4. How might the estate tax situation change? And what would that mean for my family and loved ones?
As we’ve all learned in 2020, no one can predict what’s coming down the pike. In the case of estate planning, however, we can point to existing law.
Currently, under a 2017 Republican tax overhaul, single individuals can pass on up to $11.5 million tax-free ($23 million for a married couple) to their family members and children in property, stocks and other assets.
As such, this might be an opportune time to make some large gifts to your loved ones because the exemption, which is double the threshold before 2017, is set to end in 2026. Of course, it could end sooner so it’s worth reviewing your gift-giving plans now.
To potentially maximize your financial legacy, you should also ask your investment professional about creating a grantor retained annuity trust (GRAT) as a way to transfer shares to family members. Low interest rates contribute to the appeal of this tax-efficient tool, especially for corporate executives who’ve accumulated shares and want to share their wealth.
5. Should I accelerate giving to charitable organizations that I care about?
If you are philanthropically inclined, the 2020 Coronavirus Aid, Relief and Economic Security Act (“CARES Act”) allows you to fully deduct gifts to a charitable organization [i.e., 501(c)(3)] equal to as much as 100 percent of your adjusted gross income. Previously, you could only deduct up to 60 percent. A possible downside is that the donation must be cash.

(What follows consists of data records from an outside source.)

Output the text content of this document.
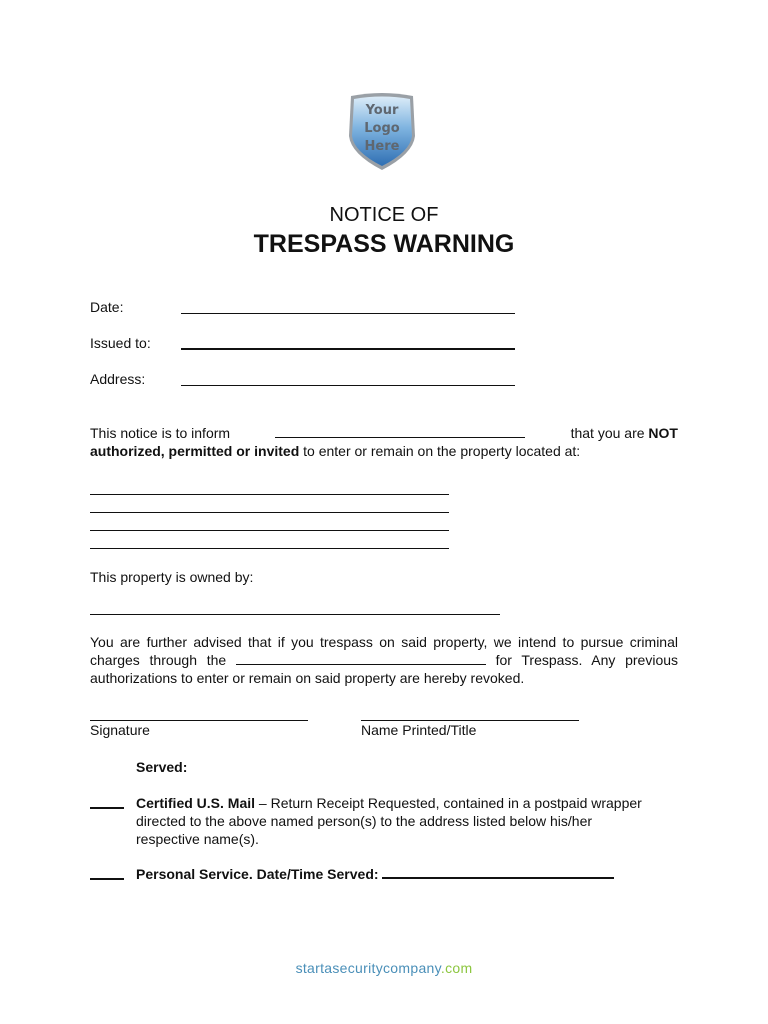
Your
Logo
Here
NOTICE OF
TRESPASS WARNING
Date:
Issued to:
Address:
This notice is to inform	that you are NOT
authorized, permitted or invited to enter or remain on the property located at:
This property is owned by:
You are further advised that if you trespass on said property, we intend to pursue criminal charges through the	for Trespass. Any previous authorizations to enter or remain on said property are hereby revoked.
Signature	Name Printed/Title
Served:
Certified U.S. Mail – Return Receipt Requested, contained in a postpaid wrapper directed to the above named person(s) to the address listed below his/her respective name(s).
Personal Service. Date/Time Served:
startasecuritycompany.com
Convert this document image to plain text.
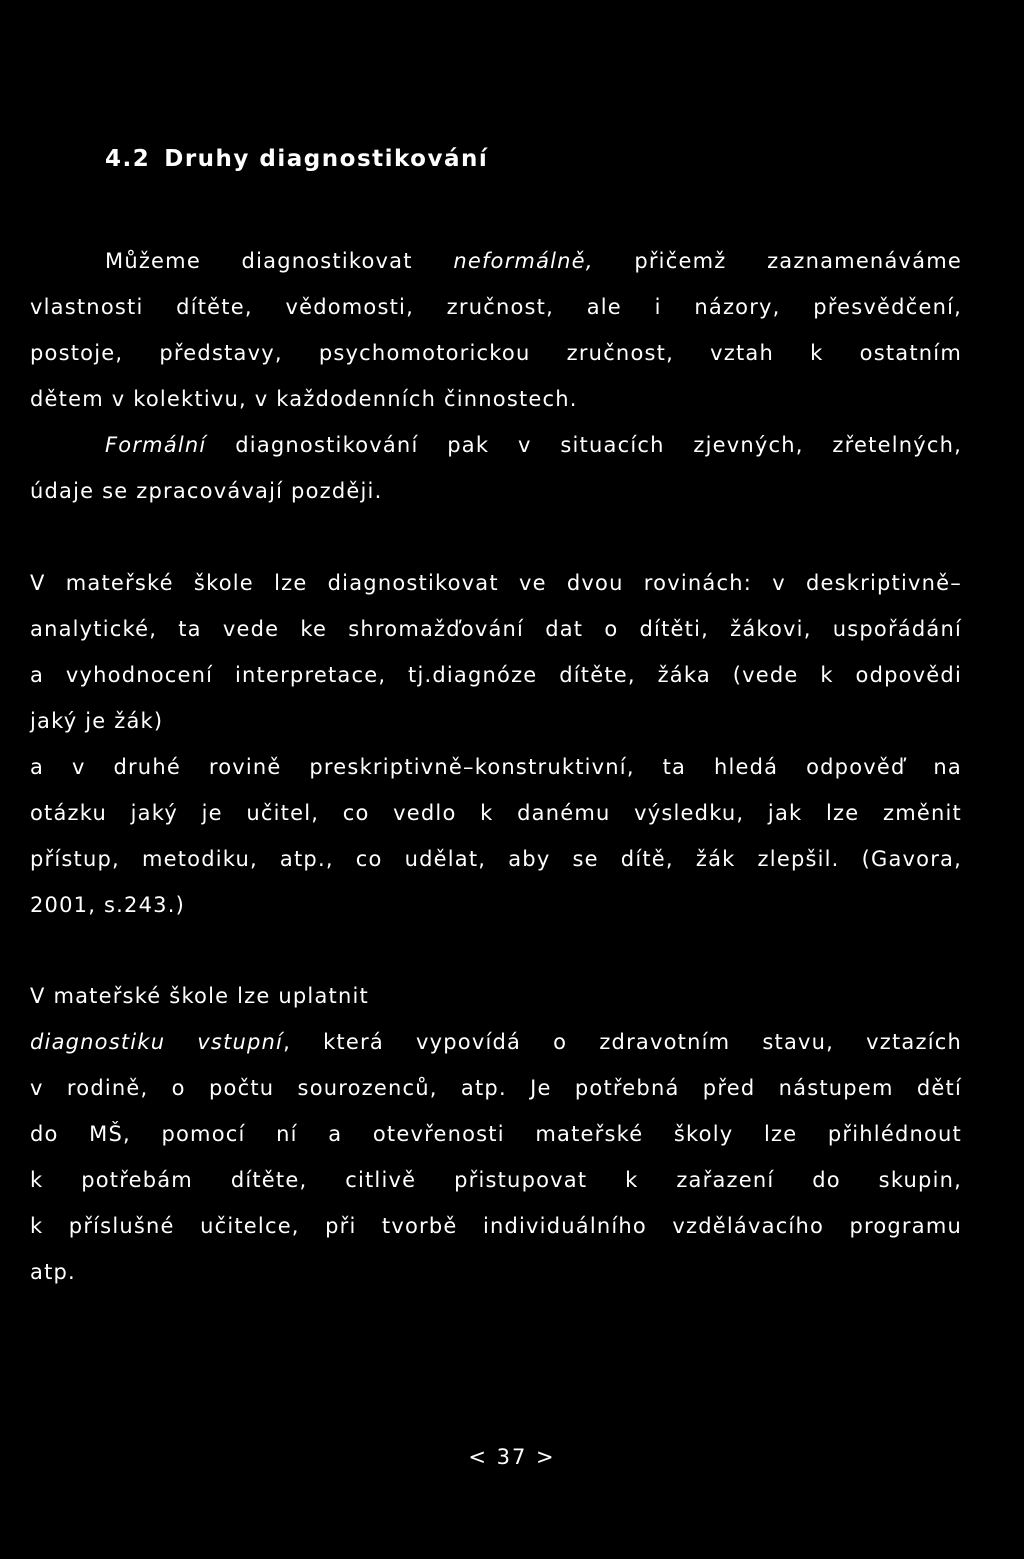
4.2 Druhy diagnostikování
Můžeme diagnostikovat neformálně, přičemž zaznamenáváme
vlastnosti dítěte, vědomosti, zručnost, ale i názory, přesvědčení,
postoje, představy, psychomotorickou zručnost, vztah k ostatním
dětem v kolektivu, v každodenních činnostech.
Formální diagnostikování pak v situacích zjevných, zřetelných,
údaje se zpracovávají později.
V mateřské škole lze diagnostikovat ve dvou rovinách: v deskriptivně–
analytické, ta vede ke shromažďování dat o dítěti, žákovi, uspořádání
a vyhodnocení interpretace, tj.diagnóze dítěte, žáka (vede k odpovědi
jaký je žák)
a v druhé rovině preskriptivně–konstruktivní, ta hledá odpověď na
otázku jaký je učitel, co vedlo k danému výsledku, jak lze změnit
přístup, metodiku, atp., co udělat, aby se dítě, žák zlepšil. (Gavora,
2001, s.243.)
V mateřské škole lze uplatnit
diagnostiku vstupní, která vypovídá o zdravotním stavu, vztazích
v rodině, o počtu sourozenců, atp. Je potřebná před nástupem dětí
do MŠ, pomocí ní a otevřenosti mateřské školy lze přihlédnout
k potřebám dítěte, citlivě přistupovat k zařazení do skupin,
k příslušné učitelce, při tvorbě individuálního vzdělávacího programu
atp.
< 37 >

This 100 percent deduction only applies in 2020 so time is tight if you’re interested in discussing this opportunity with your investment professional. Some of my clients are considering donating more than one year’s worth of contributions now to hopefully make a larger and more immediate impact at a time when many organizations need it most.
After discussing the above five questions with your investment professional, you may uncover an opportunity that advances your long-term financial goals - no matter the election outcome in November. This conversation won’t just allow you to hone in on your options, it might just bring you some hope.
The opinions voiced in this material are for general information only and are not intended to provide specific advice or recommendations for any individual. All performance referenced is historical and is no guarantee of future results. All indices are unmanaged and may not be invested into directly. All tax and legal matters should be discussed with a qualified tax or legal advisor. Traditional IRA account owners have considerations to make before performing a Roth IRA conversion. These primarily include income tax consequences on the converted amount in the year of conversion. A Roth IRA offers tax deferral on any earnings in the account. Qualified withdrawals of earnings from the account are tax-free. Withdrawals of earnings prior to age 59 ½ or prior to the account being opened for 5 years, whichever is later, may result in a 10% IRS penalty tax.